Anthony Trollope One of my very favorite authors and, in my opinion, unfairly denied a place among other Victorian-era British greats like Charles Dickens or George Eliot. I love a sprawling, chatty writer, and Trollope fits that bill perfectly—and further brings to bear a keen sense of humor, a deep insight into human nature, and the ability to keep any
number of plots and subplots spinning over the course of slender 200-page novels as well as 800-page doorstoppers. Whether you’re reading a long Trollope or a short one, however, you’re always guaranteed an easy and engaging read, along with the inescapable feeling that you’re spending time among real-life people whom you’ve gotten to know very, very well.
Start with: Barchester Towers—Dive right in with Book 2 of Trollope’s Barsetshire series (it’s okay if you haven’t read Book 1). One of the flat-out funniest books I’ve ever read, and thick enough to keep you occupied for days.
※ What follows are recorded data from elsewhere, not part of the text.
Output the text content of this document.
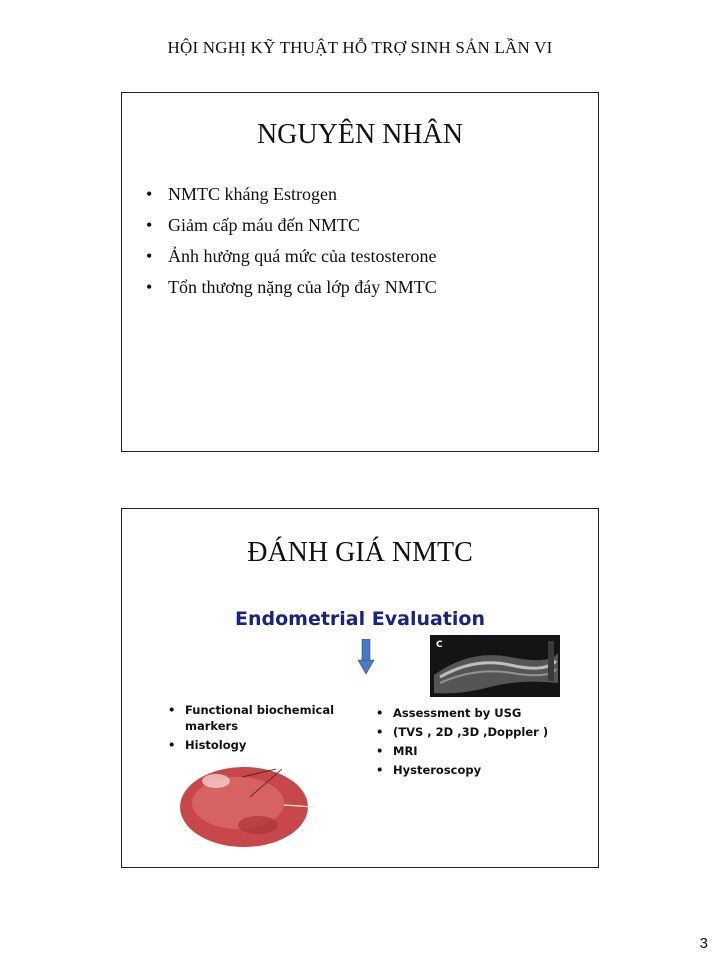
HỘI NGHỊ KỸ THUẬT HỖ TRỢ SINH SẢN LẦN VI
NGUYÊN NHÂN
• NMTC kháng Estrogen
• Giảm cấp máu đến NMTC
• Ảnh hưởng quá mức của testosterone
• Tổn thương nặng của lớp đáy NMTC
ĐÁNH GIÁ NMTC
Endometrial Evaluation
C
• Functional biochemical markers
• Histology
• Assessment by USG
• (TVS , 2D ,3D ,Doppler )
• MRI
• Hysteroscopy
3
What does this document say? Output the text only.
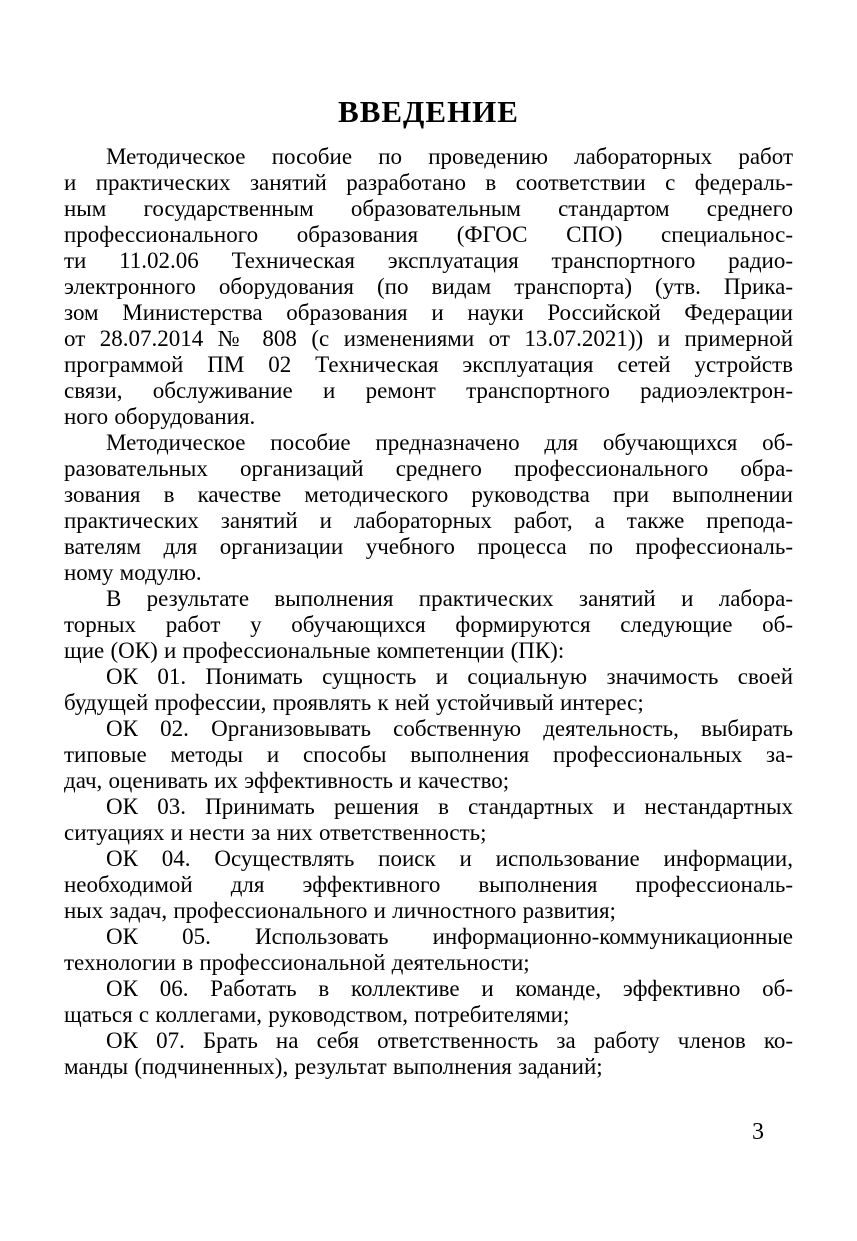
ВВЕДЕНИЕ
Методическое пособие по проведению лабораторных работ
и практических занятий разработано в соответствии с федераль-
ным государственным образовательным стандартом среднего
профессионального образования (ФГОС СПО) специальнос-
ти 11.02.06 Техническая эксплуатация транспортного радио-
электронного оборудования (по видам транспорта) (утв. Прика-
зом Министерства образования и науки Российской Федерации
от 28.07.2014 № 808 (с изменениями от 13.07.2021)) и примерной
программой ПМ 02 Техническая эксплуатация сетей устройств
связи, обслуживание и ремонт транспортного радиоэлектрон-
ного оборудования.
Методическое пособие предназначено для обучающихся об-
разовательных организаций среднего профессионального обра-
зования в качестве методического руководства при выполнении
практических занятий и лабораторных работ, а также препода-
вателям для организации учебного процесса по профессиональ-
ному модулю.
В результате выполнения практических занятий и лабора-
торных работ у обучающихся формируются следующие об-
щие (ОК) и профессиональные компетенции (ПК):
ОК 01. Понимать сущность и социальную значимость своей
будущей профессии, проявлять к ней устойчивый интерес;
ОК 02. Организовывать собственную деятельность, выбирать
типовые методы и способы выполнения профессиональных за-
дач, оценивать их эффективность и качество;
ОК 03. Принимать решения в стандартных и нестандартных
ситуациях и нести за них ответственность;
ОК 04. Осуществлять поиск и использование информации,
необходимой для эффективного выполнения профессиональ-
ных задач, профессионального и личностного развития;
ОК 05. Использовать информационно-коммуникационные
технологии в профессиональной деятельности;
ОК 06. Работать в коллективе и команде, эффективно об-
щаться с коллегами, руководством, потребителями;
ОК 07. Брать на себя ответственность за работу членов ко-
манды (подчиненных), результат выполнения заданий;
3
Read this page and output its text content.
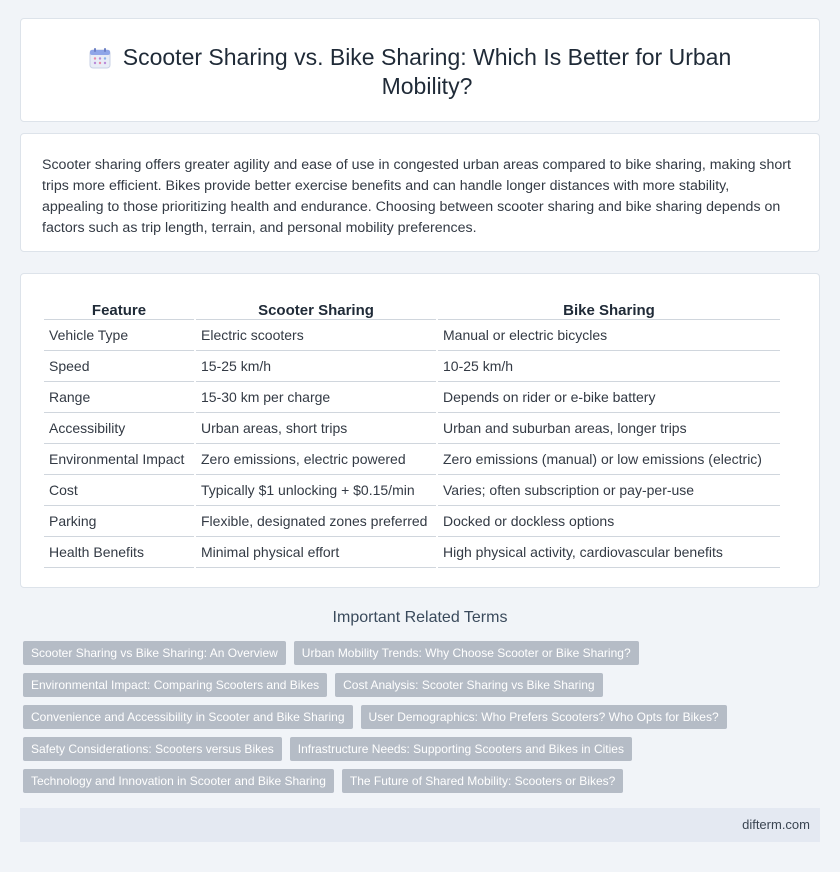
Scooter Sharing vs. Bike Sharing: Which Is Better for Urban Mobility?

Scooter sharing offers greater agility and ease of use in congested urban areas compared to bike sharing, making short trips more efficient. Bikes provide better exercise benefits and can handle longer distances with more stability, appealing to those prioritizing health and endurance. Choosing between scooter sharing and bike sharing depends on factors such as trip length, terrain, and personal mobility preferences.

Feature	Scooter Sharing	Bike Sharing
Vehicle Type	Electric scooters	Manual or electric bicycles
Speed	15-25 km/h	10-25 km/h
Range	15-30 km per charge	Depends on rider or e-bike battery
Accessibility	Urban areas, short trips	Urban and suburban areas, longer trips
Environmental Impact	Zero emissions, electric powered	Zero emissions (manual) or low emissions (electric)
Cost	Typically $1 unlocking + $0.15/min	Varies; often subscription or pay-per-use
Parking	Flexible, designated zones preferred	Docked or dockless options
Health Benefits	Minimal physical effort	High physical activity, cardiovascular benefits
Important Related Terms
Scooter Sharing vs Bike Sharing: An Overview	Urban Mobility Trends: Why Choose Scooter or Bike Sharing?
Environmental Impact: Comparing Scooters and Bikes	Cost Analysis: Scooter Sharing vs Bike Sharing
Convenience and Accessibility in Scooter and Bike Sharing	User Demographics: Who Prefers Scooters? Who Opts for Bikes?
Safety Considerations: Scooters versus Bikes	Infrastructure Needs: Supporting Scooters and Bikes in Cities
Technology and Innovation in Scooter and Bike Sharing	The Future of Shared Mobility: Scooters or Bikes?
difterm.com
You can skip: The Prime Minister—Book 5 of Trollope’s 6-book Palliser series, and uncharacteristically joyless and tough to slog through. Hey—when you write 50-plus novels, there are bound to be some clunkers!
My favorite: A close call between Barchester Towers and The Way We Live Now. But I’ll say The Way We Live Now, because its well-told tale of financial chicanery is—despite having been written 140 years ago—truly timeless, making it one of the most aptly titled novels of all times.
Gwen Cooper is the New York Times bestselling author of the memoirs Homer's Odyssey: A Fearless Feline Tale, or How I Learned About Love and Life with a Blind Wonder Cat; My Life in a Cat House: True Tales of Love, Laughter, and Living with Five Felines; and Spray Anything, among numerous other titles. Her work has been published in more than two-dozen languages. She is a frequent speaker at shelter fundraisers, donates 10% of her royalties from Homer's Odyssey to organizations that serve abused, abandoned, and disabled animals, and has raised nearly $1,000,000 for rescue organizations worldwide. Her forthcoming “Homer Whodunit” cozy mystery series debuts in July 2020 with Book #1: You Only Live Nine Times. Gwen lives in New Jersey with her husband, Laurence. She also lives with her two perfect cats--Clayton "the Tripod" and his litter-mate, Fanny--who aren't impressed with any of it.